I want to own my writing, and I want everything I write to be my own.
I Want My Writing to be an Artistic Expression
Artistic expression is a conveyance of your personal human-ness, spoken into the universe with intent to convey some meaning. It is not just math. I want my writing to be an expression of me. My intent, my context, my choices, and my flaws. I believe I have something to say in my writing. Even if that is just telling a fun story that entertains or keeps a reader guessing about what’s next.
I don’t want to strip out or surrender parts to be generated or ideated with incomplete instructions given to a machine. I want stories that are me, not cyborgs of me.

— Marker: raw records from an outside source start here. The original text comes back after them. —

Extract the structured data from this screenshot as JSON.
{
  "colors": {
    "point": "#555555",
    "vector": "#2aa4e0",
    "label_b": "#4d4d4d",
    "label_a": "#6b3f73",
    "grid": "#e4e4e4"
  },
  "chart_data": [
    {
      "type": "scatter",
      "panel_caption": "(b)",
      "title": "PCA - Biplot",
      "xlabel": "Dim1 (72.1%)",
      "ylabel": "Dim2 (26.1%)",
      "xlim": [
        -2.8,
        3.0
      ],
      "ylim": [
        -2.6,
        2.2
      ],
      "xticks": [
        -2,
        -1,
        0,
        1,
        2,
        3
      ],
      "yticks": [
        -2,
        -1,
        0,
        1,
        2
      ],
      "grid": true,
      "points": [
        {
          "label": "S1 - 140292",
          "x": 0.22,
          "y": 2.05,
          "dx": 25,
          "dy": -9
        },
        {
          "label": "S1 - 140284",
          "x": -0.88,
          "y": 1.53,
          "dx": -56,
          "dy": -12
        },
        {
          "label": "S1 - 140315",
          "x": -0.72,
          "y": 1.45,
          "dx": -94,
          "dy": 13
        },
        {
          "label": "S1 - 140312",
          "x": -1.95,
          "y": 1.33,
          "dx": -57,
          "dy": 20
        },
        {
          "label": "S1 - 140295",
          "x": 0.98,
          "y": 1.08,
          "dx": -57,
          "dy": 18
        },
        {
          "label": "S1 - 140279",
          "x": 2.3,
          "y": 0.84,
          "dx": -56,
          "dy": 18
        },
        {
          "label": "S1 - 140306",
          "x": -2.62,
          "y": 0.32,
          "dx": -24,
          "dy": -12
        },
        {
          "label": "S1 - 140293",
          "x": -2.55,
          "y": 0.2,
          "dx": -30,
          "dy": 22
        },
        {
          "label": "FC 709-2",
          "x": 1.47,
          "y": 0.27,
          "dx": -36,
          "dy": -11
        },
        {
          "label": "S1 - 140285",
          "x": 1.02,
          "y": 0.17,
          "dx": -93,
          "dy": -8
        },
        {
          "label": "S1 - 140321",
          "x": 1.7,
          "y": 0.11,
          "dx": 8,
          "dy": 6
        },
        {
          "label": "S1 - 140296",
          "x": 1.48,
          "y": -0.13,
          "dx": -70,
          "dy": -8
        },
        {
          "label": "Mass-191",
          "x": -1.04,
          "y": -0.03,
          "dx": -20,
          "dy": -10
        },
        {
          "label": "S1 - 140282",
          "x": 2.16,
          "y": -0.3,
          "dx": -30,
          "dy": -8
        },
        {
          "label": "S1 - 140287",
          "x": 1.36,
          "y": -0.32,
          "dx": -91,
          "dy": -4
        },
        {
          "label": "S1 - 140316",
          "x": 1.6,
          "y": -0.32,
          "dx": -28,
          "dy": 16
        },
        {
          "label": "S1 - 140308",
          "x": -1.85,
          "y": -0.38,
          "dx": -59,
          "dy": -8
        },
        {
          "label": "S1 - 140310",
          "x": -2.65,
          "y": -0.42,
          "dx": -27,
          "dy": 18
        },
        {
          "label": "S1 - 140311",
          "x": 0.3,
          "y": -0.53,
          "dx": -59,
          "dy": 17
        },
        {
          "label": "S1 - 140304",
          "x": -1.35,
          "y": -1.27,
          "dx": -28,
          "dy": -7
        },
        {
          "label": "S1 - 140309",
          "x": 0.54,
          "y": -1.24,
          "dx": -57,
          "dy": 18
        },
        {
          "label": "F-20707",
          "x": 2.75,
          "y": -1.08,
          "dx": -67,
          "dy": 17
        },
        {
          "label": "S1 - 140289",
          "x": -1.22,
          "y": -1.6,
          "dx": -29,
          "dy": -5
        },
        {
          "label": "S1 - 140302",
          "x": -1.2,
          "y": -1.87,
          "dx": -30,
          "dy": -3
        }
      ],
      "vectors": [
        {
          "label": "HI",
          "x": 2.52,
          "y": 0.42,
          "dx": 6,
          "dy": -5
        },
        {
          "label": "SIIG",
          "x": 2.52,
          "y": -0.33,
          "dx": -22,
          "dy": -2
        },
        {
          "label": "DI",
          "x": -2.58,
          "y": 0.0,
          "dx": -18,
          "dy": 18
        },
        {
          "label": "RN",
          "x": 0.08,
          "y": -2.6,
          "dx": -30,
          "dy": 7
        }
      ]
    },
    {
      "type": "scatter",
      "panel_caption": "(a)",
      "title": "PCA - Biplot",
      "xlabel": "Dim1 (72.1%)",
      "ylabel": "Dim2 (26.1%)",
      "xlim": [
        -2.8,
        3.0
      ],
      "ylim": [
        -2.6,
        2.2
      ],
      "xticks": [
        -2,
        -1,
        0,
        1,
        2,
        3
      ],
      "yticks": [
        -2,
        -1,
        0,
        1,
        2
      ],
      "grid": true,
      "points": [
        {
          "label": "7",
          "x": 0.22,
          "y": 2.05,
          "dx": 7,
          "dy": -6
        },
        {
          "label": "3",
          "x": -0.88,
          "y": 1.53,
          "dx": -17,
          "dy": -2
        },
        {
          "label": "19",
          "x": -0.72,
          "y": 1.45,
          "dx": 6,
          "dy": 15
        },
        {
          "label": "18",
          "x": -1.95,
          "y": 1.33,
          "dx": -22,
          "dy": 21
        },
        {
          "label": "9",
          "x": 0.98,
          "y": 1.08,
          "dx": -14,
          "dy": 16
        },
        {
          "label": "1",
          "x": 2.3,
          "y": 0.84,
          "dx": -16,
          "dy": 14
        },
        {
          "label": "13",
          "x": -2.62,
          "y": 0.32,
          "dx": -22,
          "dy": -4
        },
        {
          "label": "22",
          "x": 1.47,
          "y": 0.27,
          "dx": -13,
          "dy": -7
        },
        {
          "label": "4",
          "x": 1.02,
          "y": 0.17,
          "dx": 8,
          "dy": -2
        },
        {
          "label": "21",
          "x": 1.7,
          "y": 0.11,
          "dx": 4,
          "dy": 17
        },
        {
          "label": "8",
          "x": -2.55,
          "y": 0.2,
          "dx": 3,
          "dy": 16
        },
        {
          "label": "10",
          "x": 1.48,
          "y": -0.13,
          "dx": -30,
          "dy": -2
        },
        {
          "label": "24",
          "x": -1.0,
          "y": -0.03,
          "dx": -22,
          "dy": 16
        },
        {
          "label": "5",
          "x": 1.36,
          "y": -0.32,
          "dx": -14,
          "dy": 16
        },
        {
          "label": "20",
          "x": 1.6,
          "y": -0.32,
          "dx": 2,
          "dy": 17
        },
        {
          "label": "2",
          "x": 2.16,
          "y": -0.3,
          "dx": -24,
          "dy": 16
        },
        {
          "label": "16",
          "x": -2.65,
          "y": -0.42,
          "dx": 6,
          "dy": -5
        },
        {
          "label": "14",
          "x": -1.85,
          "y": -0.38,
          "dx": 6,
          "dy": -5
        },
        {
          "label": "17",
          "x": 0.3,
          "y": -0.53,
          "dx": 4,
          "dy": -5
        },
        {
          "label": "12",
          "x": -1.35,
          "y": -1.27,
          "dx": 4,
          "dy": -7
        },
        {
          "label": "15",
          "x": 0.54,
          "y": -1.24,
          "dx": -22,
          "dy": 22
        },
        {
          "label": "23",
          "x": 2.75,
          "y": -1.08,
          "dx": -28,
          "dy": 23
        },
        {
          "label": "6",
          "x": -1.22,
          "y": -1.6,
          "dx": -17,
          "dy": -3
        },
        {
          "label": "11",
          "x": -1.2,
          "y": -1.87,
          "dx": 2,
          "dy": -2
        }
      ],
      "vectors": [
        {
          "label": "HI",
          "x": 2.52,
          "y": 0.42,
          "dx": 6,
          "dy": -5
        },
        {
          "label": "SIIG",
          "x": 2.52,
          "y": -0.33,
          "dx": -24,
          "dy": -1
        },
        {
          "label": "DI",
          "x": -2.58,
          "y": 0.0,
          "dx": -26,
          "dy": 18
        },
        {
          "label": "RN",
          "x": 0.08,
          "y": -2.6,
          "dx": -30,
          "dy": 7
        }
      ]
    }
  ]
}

Just because I can describe a food item to UberEats and something roughly matching my needs arrives at my doorstep does not make me a chef. A chef is the one who selects and assembles the ingredients into a dish.
* CODA
I was asked by an early reader of this piece whether I would re-evaluate my position over time. Of course. I might add more rationale, or attempt to better explain myself. He cut through my coy avoidance and weak attempt at humor with a thought exercise: What would make you want to have an AI in the ‘writer’s room’ with you, collaborating?
I thought for a moment. ‘When that AI can choose to be somewhere else, and yet has chosen to be part of the writing experience. That AI will bring an authentic expression of themselves they want the world to hear.’